Alguns momentos na construção naval servem como um “marco zero” visível: é quando um projeto sai do papel e começa, de fato, a virar aço e casco. Foi exatamente esse o clima da recente cerimônia de colocação da quilha do futuro USS Philadelphia (LPD 32), o 16º navio de assalto anfíbio da nova classe San Antonio.
A US Navy, ao lado de empresas da indústria, realizou o evento em 3 de março, nas instalações da Ingalls Shipbuilding - divisão do estaleiro norte-americano Huntington Ingalls Industries (HII). A etapa simboliza a transição do desenho para a materialização física do navio, que no futuro fará parte da força anfíbia da marinha dos Estados Unidos.
O navio recebe o nome da cidade de Filadélfia, em reconhecimento ao seu legado histórico e marítimo dentro dos EUA. A cidade é considerada o berço tanto da Marinha dos EUA quanto do Corpo de Fuzileiros Navais dos EUA (USMC) e também foi sede do histórico Estaleiro Naval da Filadélfia, que operou de 1801 a 1995 e construiu diversos navios de guerra para a marinha norte-americana.
A cerimônia de autenticação da quilha é uma tradição naval com séculos de história e marca um ponto importante no processo de construção de uma embarcação. Nesta ocasião, a autenticação ocorreu quando as iniciais da madrinha do navio, Maureen Paparo, foram soldadas em uma placa de aço que depois ficará permanentemente fixada ao casco. Paparo é natural da Filadélfia e esposa do almirante Samuel Paparo, que atua como o 27º comandante do Comando Indo-Pacífico dos EUA (USINDOPACOM).
Durante a cerimônia, o capitão Matthew Tardy, gerente do Programa de Guerra Anfíbia do escritório do Programa Executivo de Navios (PEO Ships) da Marinha dos EUA, ressaltou a importância do projeto. “O futuro USS Philadelphia honra uma das cidades fundadoras dos Estados Unidos e seu apoio contínuo à Marinha e ao setor marítimo”, afirmou o oficial, acrescentando que “esta colocação da quilha marca o início cerimonial da construção e esperamos entregar este navio à frota”.
Características de los buques clase San Antonio
Os navios de transporte anfíbio da classe San Antonio (LPD) foram projetados para embarcar, transportar e desembarcar unidades de forças de desembarque em diferentes missões de guerra expedicionária.

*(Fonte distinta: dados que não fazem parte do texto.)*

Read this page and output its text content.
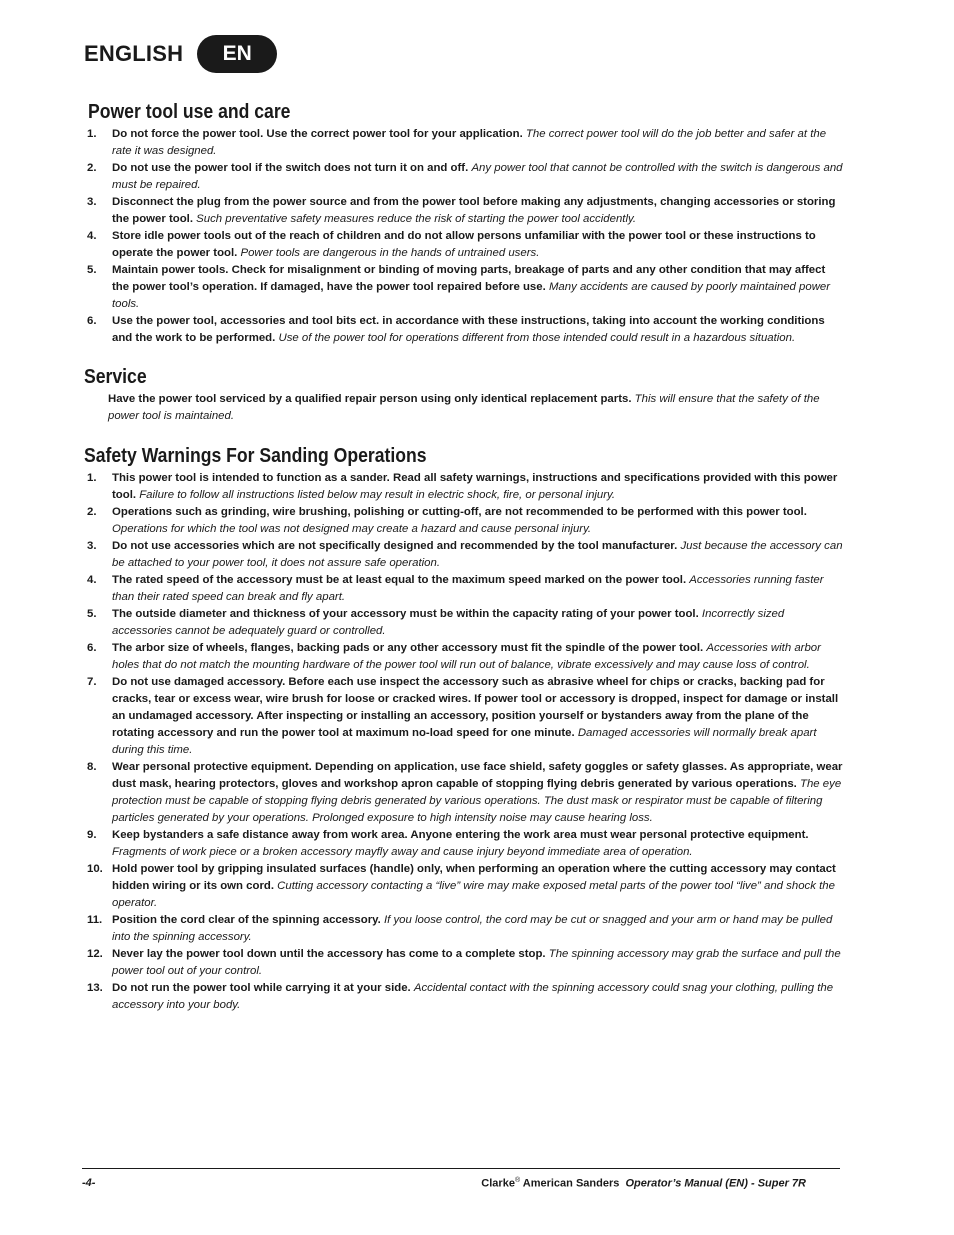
ENGLISH	EN
Power tool use and care
1.	Do not force the power tool. Use the correct power tool for your application. The correct power tool will do the job better and safer at the rate it was designed.
2.	Do not use the power tool if the switch does not turn it on and off. Any power tool that cannot be controlled with the switch is dangerous and must be repaired.
3.	Disconnect the plug from the power source and from the power tool before making any adjustments, changing accessories or storing the power tool. Such preventative safety measures reduce the risk of starting the power tool accidently.
4.	Store idle power tools out of the reach of children and do not allow persons unfamiliar with the power tool or these instructions to operate the power tool. Power tools are dangerous in the hands of untrained users.
5.	Maintain power tools. Check for misalignment or binding of moving parts, breakage of parts and any other condition that may affect the power tool’s operation. If damaged, have the power tool repaired before use. Many accidents are caused by poorly maintained power tools.
6.	Use the power tool, accessories and tool bits ect. in accordance with these instructions, taking into account the working conditions and the work to be performed. Use of the power tool for operations different from those intended could result in a hazardous situation.
Service
Have the power tool serviced by a qualified repair person using only identical replacement parts. This will ensure that the safety of the power tool is maintained.
Safety Warnings For Sanding Operations
1.	This power tool is intended to function as a sander. Read all safety warnings, instructions and specifications provided with this power tool. Failure to follow all instructions listed below may result in electric shock, fire, or personal injury.
2.	Operations such as grinding, wire brushing, polishing or cutting-off, are not recommended to be performed with this power tool. Operations for which the tool was not designed may create a hazard and cause personal injury.
3.	Do not use accessories which are not specifically designed and recommended by the tool manufacturer. Just because the accessory can be attached to your power tool, it does not assure safe operation.
4.	The rated speed of the accessory must be at least equal to the maximum speed marked on the power tool. Accessories running faster than their rated speed can break and fly apart.
5.	The outside diameter and thickness of your accessory must be within the capacity rating of your power tool. Incorrectly sized accessories cannot be adequately guard or controlled.
6.	The arbor size of wheels, flanges, backing pads or any other accessory must fit the spindle of the power tool. Accessories with arbor holes that do not match the mounting hardware of the power tool will run out of balance, vibrate excessively and may cause loss of control.
7.	Do not use damaged accessory. Before each use inspect the accessory such as abrasive wheel for chips or cracks, backing pad for cracks, tear or excess wear, wire brush for loose or cracked wires. If power tool or accessory is dropped, inspect for damage or install an undamaged accessory. After inspecting or installing an accessory, position yourself or bystanders away from the plane of the rotating accessory and run the power tool at maximum no-load speed for one minute. Damaged accessories will normally break apart during this time.
8.	Wear personal protective equipment. Depending on application, use face shield, safety goggles or safety glasses. As appropriate, wear dust mask, hearing protectors, gloves and workshop apron capable of stopping flying debris generated by various operations. The eye protection must be capable of stopping flying debris generated by various operations. The dust mask or respirator must be capable of filtering particles generated by your operations. Prolonged exposure to high intensity noise may cause hearing loss.
9.	Keep bystanders a safe distance away from work area. Anyone entering the work area must wear personal protective equipment. Fragments of work piece or a broken accessory mayfly away and cause injury beyond immediate area of operation.
10. Hold power tool by gripping insulated surfaces (handle) only, when performing an operation where the cutting accessory may contact hidden wiring or its own cord. Cutting accessory contacting a “live” wire may make exposed metal parts of the power tool “live” and shock the operator.
11. Position the cord clear of the spinning accessory. If you loose control, the cord may be cut or snagged and your arm or hand may be pulled into the spinning accessory.
12. Never lay the power tool down until the accessory has come to a complete stop. The spinning accessory may grab the surface and pull the power tool out of your control.
13. Do not run the power tool while carrying it at your side. Accidental contact with the spinning accessory could snag your clothing, pulling the accessory into your body.
-4-	Clarke® American Sanders  Operator’s Manual (EN) - Super 7R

Essas plataformas também podem atuar em operações de assistência humanitária e ajuda em desastres, oferecendo à Marinha dos EUA e ao Corpo de Fuzileiros Navais capacidades modernas baseadas no mar e preparadas para operar com sistemas do século XXI.
Entre os meios com os quais podem se integrar estão os aerodeslizadores de desembarque (LCAC), helicópteros modernos e aeronaves de decolagem e pouso vertical, como o MV-22 Osprey (MV-22). Essa combinação permite que os navios da classe San Antonio funcionem como plataformas de projeção anfíbia com elevados níveis de interoperabilidade e sobrevivência em ambientes operacionais complexos.
Antecedentes de la construcción
A construção do USS Philadelphia faz parte do programa de expansão da frota anfíbia dos EUA. Em janeiro de 2025, a HII informou o início do processo de construção do navio, que será um dos exemplares configurados no padrão Flight II da classe San Antonio. O primeiro navio dessa variante foi lançado ao mar em outubro do ano passado e em breve será incorporado à Marinha dos EUA com o nome de USS Harrisburg (LPD 30).
Atualmente, a Huntington Ingalls Industries é o único estaleiro responsável pela construção dessa classe de navios, tendo entregue anteriormente as unidades do LPD 17 ao LPD 29. A empresa trabalha simultaneamente nos navios USS Harrisburg (LPD 30), USS Pittsburgh (LPD 31) e USS Philadelphia (LPD 32), enquanto a Marinha dos EUA assinou, em setembro de 2024, um acordo de mais de 5,8 bilhões de dólares para a construção de três unidades adicionais correspondentes aos LPD 33, LPD 34 e LPD 35.
Imagem de capa meramente ilustrativa.